Rosenberg is also chief executive of DerivActiv LLC, a firm that values derivatives for municipalities and non-profits.

Former employees of UBS AG, CDR Financial Products Inc. and two other brokers for local governments have pleaded guilty to running sham auctions for investments that delivered banks money at taxpayers' expense.

BIGGER PROFIT

Hertz testified that information from Sound Capital boosted JPMorgan's earnings on the transaction.

"This resulted in JPMorgan Chase being awarded the contract at an increased profit," he said during his court appearance.

Hertz didn't return a message left at his home in Cranford, New Jersey. He is cooperating with the investigation, according to a Nov. 30 Justice Department news release.

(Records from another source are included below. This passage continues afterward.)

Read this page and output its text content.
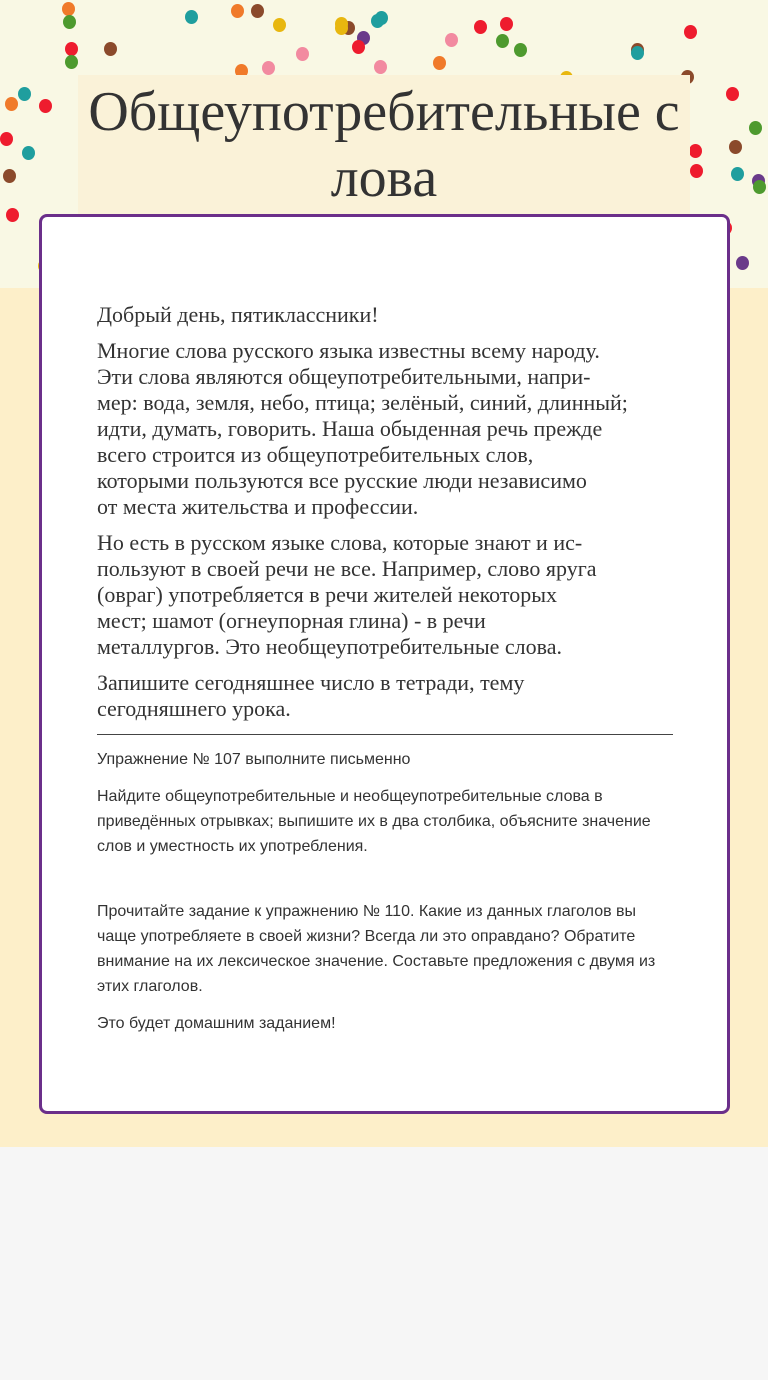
Общеупотребительные слова

Добрый день, пятиклассники!

Многие слова русского языка известны всему народу.
Эти слова являются общеупотребительными, напри-
мер: вода, земля, небо, птица; зелёный, синий, длинный;
идти, думать, говорить. Наша обыденная речь прежде
всего строится из общеупотребительных слов,
которыми пользуются все русские люди независимо
от места жительства и профессии.

Но есть в русском языке слова, которые знают и ис-
пользуют в своей речи не все. Например, слово яруга
(овраг) употребляется в речи жителей некоторых
мест; шамот (огнеупорная глина) - в речи
металлургов. Это необщеупотребительные слова.

Запишите сегодняшнее число в тетради, тему
сегодняшнего урока.

Упражнение № 107 выполните письменно

Найдите общеупотребительные и необщеупотребительные слова в приведённых отрывках; выпишите их в два столбика, объясните значение слов и уместность их употребления.

Прочитайте задание к упражнению № 110. Какие из данных глаголов вы чаще употребляете в своей жизни? Всегда ли это оправдано? Обратите внимание на их лексическое значение. Составьте предложения с двумя из этих глаголов.

Это будет домашним заданием!
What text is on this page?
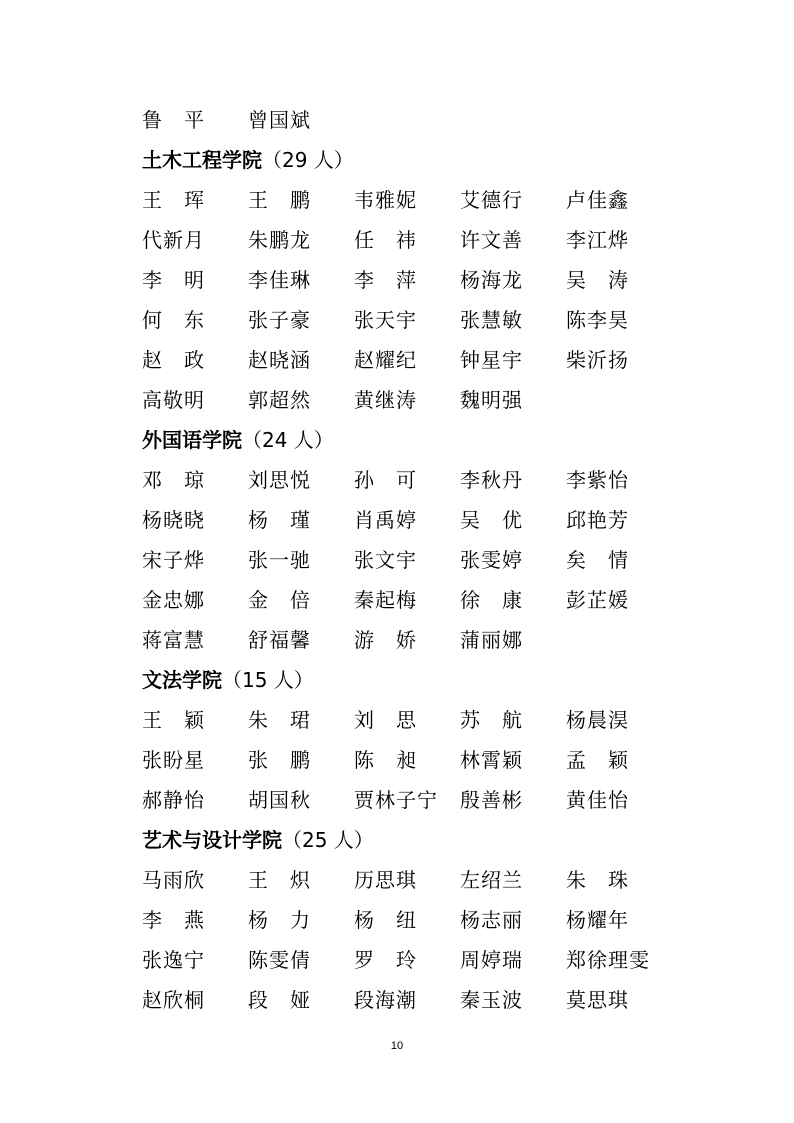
鲁　平	曾国斌
土木工程学院（29 人）
王　珲	王　鹏	韦雅妮	艾德行	卢佳鑫
代新月	朱鹏龙	任　祎	许文善	李江烨
李　明	李佳琳	李　萍	杨海龙	吴　涛
何　东	张子豪	张天宇	张慧敏	陈李昊
赵　政	赵晓涵	赵耀纪	钟星宇	柴沂扬
高敬明	郭超然	黄继涛	魏明强
外国语学院（24 人）
邓　琼	刘思悦	孙　可	李秋丹	李紫怡
杨晓晓	杨　瑾	肖禹婷	吴　优	邱艳芳
宋子烨	张一驰	张文宇	张雯婷	矣　情
金忠娜	金　倍	秦起梅	徐　康	彭芷媛
蒋富慧	舒福馨	游　娇	蒲丽娜
文法学院（15 人）
王　颖	朱　珺	刘　思	苏　航	杨晨淏
张盼星	张　鹏	陈　昶	林霄颖	孟　颖
郝静怡	胡国秋	贾林子宁	殷善彬	黄佳怡
艺术与设计学院（25 人）
马雨欣	王　炽	历思琪	左绍兰	朱　珠
李　燕	杨　力	杨　纽	杨志丽	杨耀年
张逸宁	陈雯倩	罗　玲	周婷瑞	郑徐理雯
赵欣桐	段　娅	段海潮	秦玉波	莫思琪
10
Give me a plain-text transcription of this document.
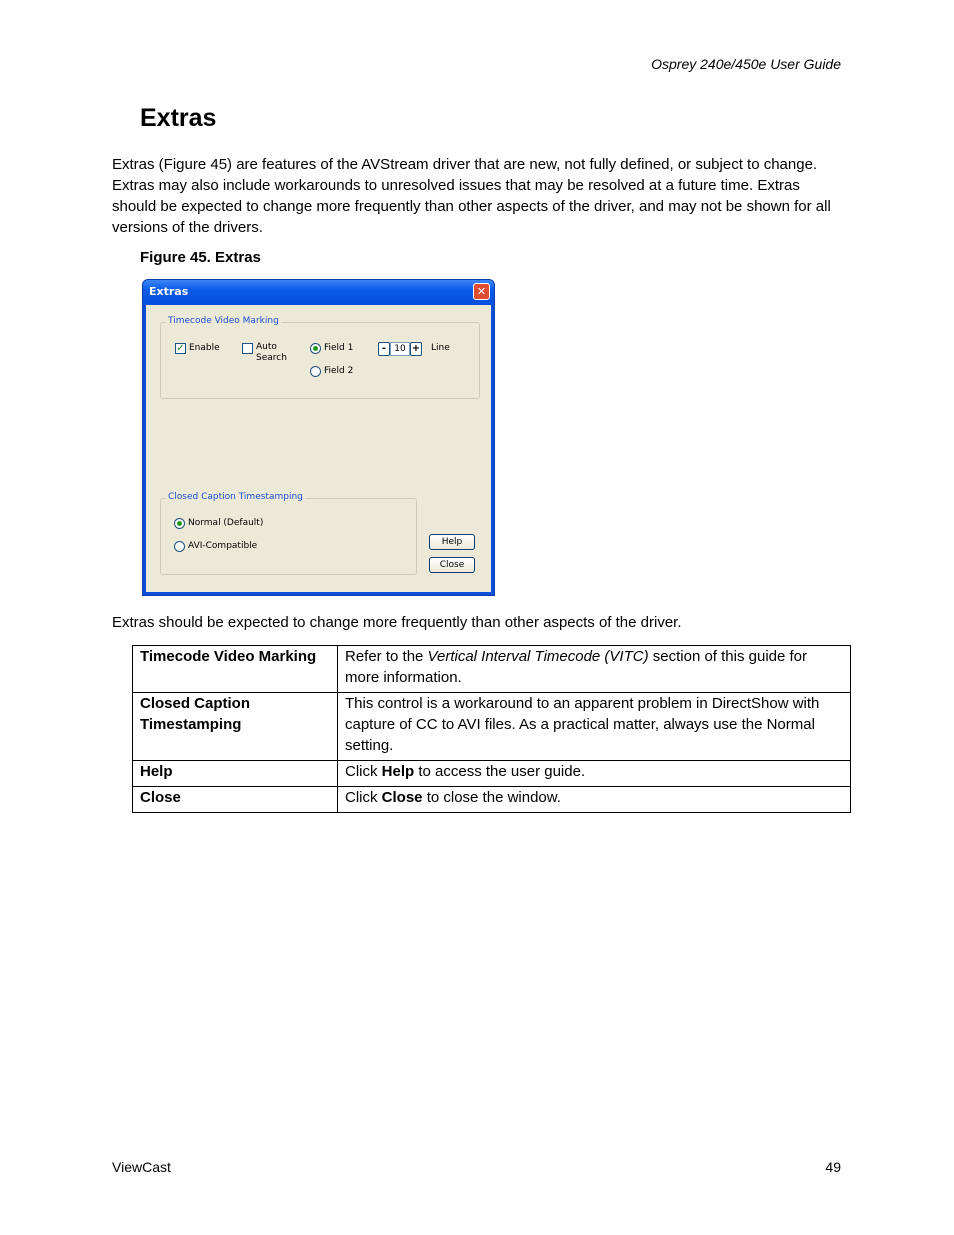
Osprey 240e/450e User Guide
Extras

Extras (Figure 45) are features of the AVStream driver that are new, not fully defined, or subject to change. Extras may also include workarounds to unresolved issues that may be resolved at a future time. Extras should be expected to change more frequently than other aspects of the driver, and may not be shown for all versions of the drivers.

Figure 45. Extras

Extras	✕
Timecode Video Marking
✓ Enable	Auto Search
Field 1
Field 2
- 10 + Line
Closed Caption Timestamping
Normal (Default)
AVI-Compatible	Help
Close

Extras should be expected to change more frequently than other aspects of the driver.

Timecode Video Marking	Refer to the Vertical Interval Timecode (VITC) section of this guide for more information.
Closed Caption Timestamping	This control is a workaround to an apparent problem in DirectShow with capture of CC to AVI files. As a practical matter, always use the Normal setting.
Help	Click Help to access the user guide.
Close	Click Close to close the window.
ViewCast	49
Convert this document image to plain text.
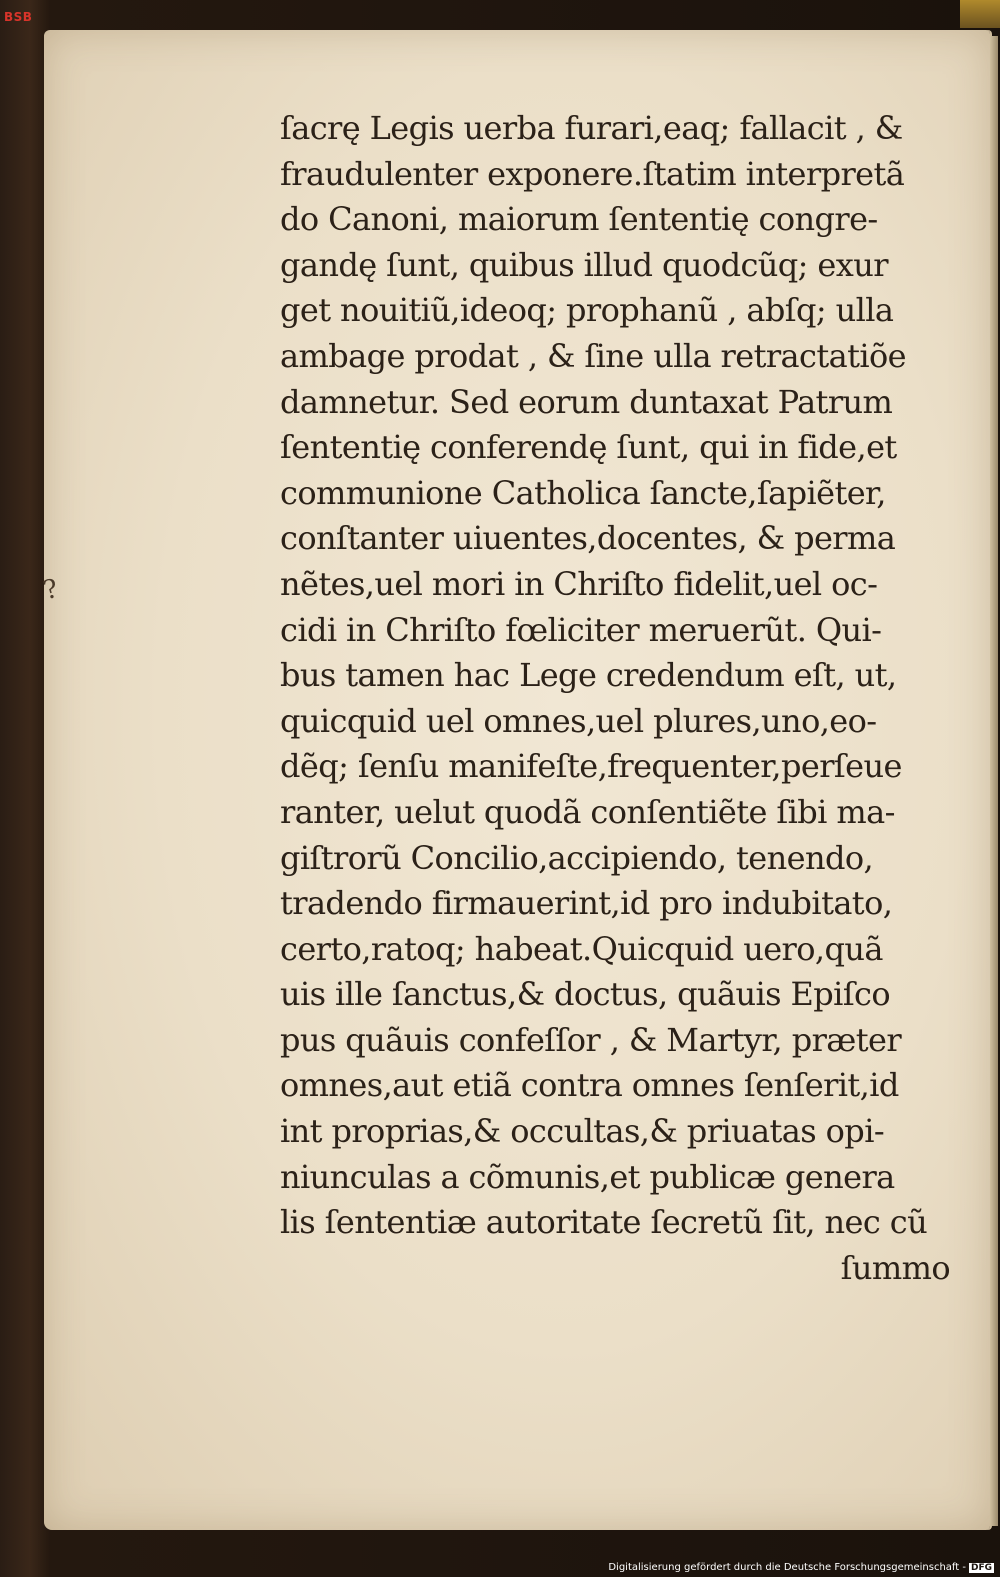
BSB
?
ſacrę Legis uerba furari,eaq; fallacit , &
fraudulenter exponere.ſtatim interpretã
do Canoni, maiorum ſententię congre-
gandę ſunt, quibus illud quodcũq; exur
get nouitiũ,ideoq; prophanũ , abſq; ulla
ambage prodat , & ſine ulla retractatiõe
damnetur. Sed eorum duntaxat Patrum
ſententię conferendę ſunt, qui in fide,et
communione Catholica ſancte,ſapiẽter,
conſtanter uiuentes,docentes, & perma
nẽtes,uel mori in Chriſto fidelit,uel oc-
cidi in Chriſto fœliciter meruerũt. Qui-
bus tamen hac Lege credendum eſt, ut,
quicquid uel omnes,uel plures,uno,eo-
dẽq; ſenſu manifeſte,frequenter,perſeue
ranter, uelut quodã conſentiẽte ſibi ma-
giſtrorũ Concilio,accipiendo, tenendo,
tradendo firmauerint,id pro indubitato,
certo,ratoq; habeat.Quicquid uero,quã
uis ille ſanctus,& doctus, quãuis Epiſco
pus quãuis confeſſor , & Martyr, præter
omnes,aut etiã contra omnes ſenſerit,id
int proprias,& occultas,& priuatas opi-
niunculas a cõmunis,et publicæ genera
lis ſententiæ autoritate ſecretũ ſit, nec cũ
ſummo
Digitalisierung gefördert durch die Deutsche Forschungsgemeinschaft - DFG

Jennifer Zuccarelli, a JPMorgan spokeswoman, declined to comment. She said in a Nov. 30 e-mail that JPMorgan fired Hertz in 2007 when he failed to cooperate with the bank's internal investigation of the matter.

As a result of the federal probe, advisers have admitted to receiving kickbacks from bankers in return for steering investment work their way.

Eight people have admitted to participating in the conspiracy, including a former banker with Bank of America Corp., and nine others are fighting charges. Bank of America this month agreed to pay $137 million to settle state and federal investigations into the reinvestment business.

PARKING MONEY

The investigation centers on investments that municipalities buy with money raised by selling bonds. The investments, known as guaranteed investment contracts, allow them to earn a return until the cash is needed for schools, roads or other public works. The contracts can be awarded on several factors, including dollar amounts, interest rates offered or an investment's duration.

The U.S. Treasury Department encourages competitive bidding to ensure that localities aren't receiving below-market returns. Overcharges also cost the federal government, because it requires localities to return some earnings on the investment of tax-exempt-bond proceeds to the Internal Revenue Service.

In the charges against Hertz, the government says he conspired with Broker E, which it said worked for local governments across the country.

During his court appearance, Hertz said Sound Capital helped him boost his earnings on a 2004 investment agreement, whose purchaser wasn't identified.

The bidding to win the contract was decided by which bank would provide the agreement with earliest termination. After he submitted the winning bid, Sound Capital let him revise it to extend the maturity closer to that of the second-highest bidder, which made the contract more profitable to the bank, he said.

"I did this with full knowledge that it would defraud the government," Hertz said.